Zwei Porsche, zwei Epochen: Der 160 PS starke 924 S auf diesen Bildern wurde 1988 gebaut. 34 Jahre später fuhr der Cayman T vom Band. Mit 300 PS ist er fast doppelt so stark.
Foto: THEODOR BARTH
Der Porsche 924 ist ein zeitloser Sportwagen. Er spiegelt die hohe Kunst eines geradlinigen Designs wider. Geschaffen hat das Exterieur der Porsche-Designer Harm Lagaaij.

Die ersten Porsche hatten Vierzylindermotoren, waren leichte, agile Sportwagen. Im Motorsport fuhren sie in jeder Kurve Kreise um die fetten Sechs-, Acht- und Zwölfzylinderboliden der Konkurrenten. Alfa Romeo, Ferrari, Jaguar, Maserati, Mercedes-Benz – sie alle hatten diese leichten Porsche anfangs nicht auf dem Zettel. 75 Porsche-Siege allein 1952. Mille Miglia, Le Mans, Liège– Rom–Liège, Carrera Panamericana. Damit begann er, der Weg zum Ruhm. Niemand sollte also behaupten, dass ein Vierzylinder kein standesgemäßer Antrieb für einen Porsche wäre. Einer dieser leichten, puren Sportwagen ist der 924 – stilistisch und vom Transaxle-Antriebskonzept her eine Art kleiner Bruder des großen 928. Zwischen 1976 und 1988 wurde er gebaut, zuletzt als 924 S. Viele Jahre war der 924 der günstigste Porsche seiner Zeit und auch der meistverkaufte Sportwagen der Welt. Heute ist es der Cayman mit 299 PS, der das Vierzylinder-Entree in die Porsche-Welt darstellt – ihn adelt eine enge Verwandtschaft zum 911 der Generation 991. 924 und Cayman, grundverschieden und doch verbunden. Durch die Zahl der Zylinder. Durch die außergewöhnliche Balance des Gewichts. Durch große Heckklappen. Und durch die Tatsache, dass sie beide pure, ehrliche Sportwagen sind. Reisen wir zurück in die Zeit des 924 und dann wieder in die Zeit des Cayman.
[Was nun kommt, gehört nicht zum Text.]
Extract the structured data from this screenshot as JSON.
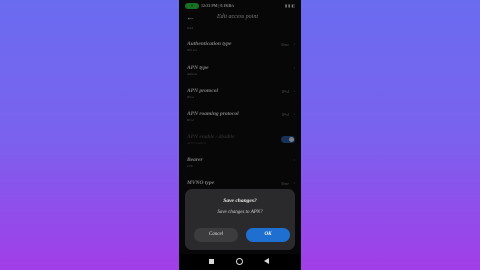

Der Vierzylinder des 924 S liegt leichter auf der Vorderachse als ein Sechszylinder. Hinten sorgt das Getriebe für Gewicht auf der Antriebsachse. Perfekt.

Dieser filigrane Griff. Ein Klacken, und die Tür springt einem leicht entgegen. Der unverwechselbare Geruch eines 924 strömt in die Nase. Nicht unangenehm, eher ein automobiler Duft. Den teilt sich dieser 924 S mit allen Modellen der Baureihe. Er ist eines der späten S-Modelle und damit eine der seltenen Versionen mit 160 statt 150 PS. 1987 gefertigt. Klassisches Cockpit, gerade, horizontal ausgerichtete Flächen, vertikale Mittelkonsole, optisch ein T. Klarer geht es nicht. Drei Rundinstrumente. In der Mitte der 260-km/h-Tacho statt des bei Porsche sonst üblichen Drehzahlmessers. Der wartet rechts auf die Signale der Kurbelwelle. Bei 6.400 U/min beginnt der rote Bereich. Links das Instrument mit Tankanzeige und Motortemperatur. In der Mittelkonsole drei kleine Anzeigen: Öldruck, Uhr, Batterie. Kippschalter vom Golf I. Zündschloss rechts. Motorstart. Die Kolben des 2,5-Liter-Vierzylinders sammeln sich und entfachen bei 5.900 Umdrehungen der Kurbelwelle die höchste Leistung. 4.500 U/min reichen dem halbierten V8 des 928 S, um 210 Newtonmeter Drehmoment an das gut schaltbare 5-Gang-Getriebe zu schicken, das Kunden nur selten gegen die optionale 3-Gang-Automatik tauschten. Der große Vierzylinder ist das antriebstechnische Finale der Baureihe 924, deren Geschichte vor einem halben Jahrhundert begann.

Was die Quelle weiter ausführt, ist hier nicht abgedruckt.